47We can also make these dot products by making a 3xn array using each seismogram as a row. Multiplying this array with its transpose results in a 3x3 matrix with the various dot products in the elements of the matrix.
48Now find the eigenvectors and eigenvalues of this matrix.

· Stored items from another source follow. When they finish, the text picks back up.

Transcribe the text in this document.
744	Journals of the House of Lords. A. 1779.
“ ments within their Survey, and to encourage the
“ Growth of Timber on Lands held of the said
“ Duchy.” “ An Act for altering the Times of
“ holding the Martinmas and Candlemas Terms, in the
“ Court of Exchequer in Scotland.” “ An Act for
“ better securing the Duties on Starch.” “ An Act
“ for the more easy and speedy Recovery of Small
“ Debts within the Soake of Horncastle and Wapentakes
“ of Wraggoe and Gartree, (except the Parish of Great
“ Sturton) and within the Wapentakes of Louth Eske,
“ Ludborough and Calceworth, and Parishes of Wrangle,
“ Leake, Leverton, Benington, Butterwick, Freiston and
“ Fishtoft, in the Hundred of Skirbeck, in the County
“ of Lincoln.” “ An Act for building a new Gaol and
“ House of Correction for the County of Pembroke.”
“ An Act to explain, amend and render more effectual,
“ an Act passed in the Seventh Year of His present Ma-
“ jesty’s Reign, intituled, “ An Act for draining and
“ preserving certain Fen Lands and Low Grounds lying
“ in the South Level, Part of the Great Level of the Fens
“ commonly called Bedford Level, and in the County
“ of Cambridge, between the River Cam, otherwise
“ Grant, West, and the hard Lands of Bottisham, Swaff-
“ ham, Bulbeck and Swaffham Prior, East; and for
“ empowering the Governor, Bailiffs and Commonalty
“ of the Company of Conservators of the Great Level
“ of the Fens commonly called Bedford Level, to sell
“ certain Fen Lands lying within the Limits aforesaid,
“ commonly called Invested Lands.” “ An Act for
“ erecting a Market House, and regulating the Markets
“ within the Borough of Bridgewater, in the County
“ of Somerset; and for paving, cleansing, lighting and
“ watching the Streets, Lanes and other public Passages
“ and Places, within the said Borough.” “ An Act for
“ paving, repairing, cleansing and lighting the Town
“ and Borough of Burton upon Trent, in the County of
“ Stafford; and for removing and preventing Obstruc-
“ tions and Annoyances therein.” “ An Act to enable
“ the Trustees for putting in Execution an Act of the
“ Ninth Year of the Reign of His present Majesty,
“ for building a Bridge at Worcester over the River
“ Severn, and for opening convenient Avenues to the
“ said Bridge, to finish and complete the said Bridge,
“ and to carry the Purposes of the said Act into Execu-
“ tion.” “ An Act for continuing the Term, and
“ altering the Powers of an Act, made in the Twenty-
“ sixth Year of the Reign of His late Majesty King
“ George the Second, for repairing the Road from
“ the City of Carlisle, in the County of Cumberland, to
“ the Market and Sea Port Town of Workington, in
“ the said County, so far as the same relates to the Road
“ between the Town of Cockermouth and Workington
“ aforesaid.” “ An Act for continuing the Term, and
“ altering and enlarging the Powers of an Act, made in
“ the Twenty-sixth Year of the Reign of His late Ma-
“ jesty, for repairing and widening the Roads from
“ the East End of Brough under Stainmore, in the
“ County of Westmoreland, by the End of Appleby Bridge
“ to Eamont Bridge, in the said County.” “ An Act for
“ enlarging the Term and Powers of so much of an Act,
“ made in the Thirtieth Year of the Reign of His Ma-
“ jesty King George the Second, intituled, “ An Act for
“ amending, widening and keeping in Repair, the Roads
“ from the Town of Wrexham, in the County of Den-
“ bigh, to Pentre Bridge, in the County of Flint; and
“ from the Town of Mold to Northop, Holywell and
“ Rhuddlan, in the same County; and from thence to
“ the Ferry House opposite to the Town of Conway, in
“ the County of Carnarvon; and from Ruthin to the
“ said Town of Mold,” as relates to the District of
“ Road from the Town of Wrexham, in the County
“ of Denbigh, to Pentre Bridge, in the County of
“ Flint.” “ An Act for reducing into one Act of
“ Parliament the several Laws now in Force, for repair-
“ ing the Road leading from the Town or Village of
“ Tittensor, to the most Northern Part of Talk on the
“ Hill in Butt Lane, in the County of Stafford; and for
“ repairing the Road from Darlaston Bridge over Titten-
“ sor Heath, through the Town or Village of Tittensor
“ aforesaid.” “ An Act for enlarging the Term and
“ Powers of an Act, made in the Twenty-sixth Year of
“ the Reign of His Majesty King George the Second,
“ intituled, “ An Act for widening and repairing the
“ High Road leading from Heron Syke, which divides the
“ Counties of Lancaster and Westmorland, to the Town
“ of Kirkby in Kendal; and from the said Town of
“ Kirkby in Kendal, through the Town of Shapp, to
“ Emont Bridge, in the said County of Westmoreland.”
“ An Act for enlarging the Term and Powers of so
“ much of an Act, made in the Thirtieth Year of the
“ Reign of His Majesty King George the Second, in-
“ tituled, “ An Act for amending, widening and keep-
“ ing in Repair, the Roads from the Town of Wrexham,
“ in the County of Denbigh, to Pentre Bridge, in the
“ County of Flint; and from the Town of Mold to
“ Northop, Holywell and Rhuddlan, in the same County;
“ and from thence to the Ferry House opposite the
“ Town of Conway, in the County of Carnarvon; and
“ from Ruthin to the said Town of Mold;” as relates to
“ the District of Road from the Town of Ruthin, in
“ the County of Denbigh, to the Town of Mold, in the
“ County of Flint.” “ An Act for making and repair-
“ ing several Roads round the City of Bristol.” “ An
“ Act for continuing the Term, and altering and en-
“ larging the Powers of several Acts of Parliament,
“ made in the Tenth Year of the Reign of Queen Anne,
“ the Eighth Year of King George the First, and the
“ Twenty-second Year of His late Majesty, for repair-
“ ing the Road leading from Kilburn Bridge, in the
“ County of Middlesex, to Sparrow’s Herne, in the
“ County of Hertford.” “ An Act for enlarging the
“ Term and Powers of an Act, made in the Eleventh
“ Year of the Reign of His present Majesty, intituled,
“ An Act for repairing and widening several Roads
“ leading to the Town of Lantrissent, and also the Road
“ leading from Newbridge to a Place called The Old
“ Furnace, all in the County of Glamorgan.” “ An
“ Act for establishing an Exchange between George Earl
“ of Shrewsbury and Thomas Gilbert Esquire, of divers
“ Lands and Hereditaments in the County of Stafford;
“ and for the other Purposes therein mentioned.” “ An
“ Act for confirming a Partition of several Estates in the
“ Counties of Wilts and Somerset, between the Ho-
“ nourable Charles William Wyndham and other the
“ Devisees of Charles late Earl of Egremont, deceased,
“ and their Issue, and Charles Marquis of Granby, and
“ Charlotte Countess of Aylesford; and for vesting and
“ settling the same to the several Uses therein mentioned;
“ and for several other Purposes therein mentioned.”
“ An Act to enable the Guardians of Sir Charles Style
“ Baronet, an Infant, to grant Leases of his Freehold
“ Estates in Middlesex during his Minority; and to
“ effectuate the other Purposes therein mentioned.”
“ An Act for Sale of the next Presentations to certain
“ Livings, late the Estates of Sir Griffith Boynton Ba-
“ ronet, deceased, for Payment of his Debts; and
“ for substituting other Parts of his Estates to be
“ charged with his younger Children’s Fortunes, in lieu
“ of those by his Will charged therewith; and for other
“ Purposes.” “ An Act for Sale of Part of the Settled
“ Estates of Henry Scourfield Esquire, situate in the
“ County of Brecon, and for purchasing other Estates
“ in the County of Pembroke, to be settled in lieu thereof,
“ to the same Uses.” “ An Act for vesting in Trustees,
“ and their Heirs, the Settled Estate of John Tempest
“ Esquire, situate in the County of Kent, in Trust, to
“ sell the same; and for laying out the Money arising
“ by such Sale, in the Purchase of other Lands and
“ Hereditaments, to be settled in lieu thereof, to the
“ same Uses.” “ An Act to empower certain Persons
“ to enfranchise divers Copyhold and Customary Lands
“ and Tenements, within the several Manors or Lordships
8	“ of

From the eigenvectors we can make a rotation matrix that will rotate our matrix to a diagonal matrix.The off diagonal elements are now all zero and from the geometric interpretation of the dot product this means that the two vectors used to make that dot product are perpendicular.
49So we can rotate the original horizontal components into a new set of seismograms rotated to the principal directions defined by the eigenvectors.The dot products of the off diagonal terms will now be zero, indicating the vectors are perpendicular.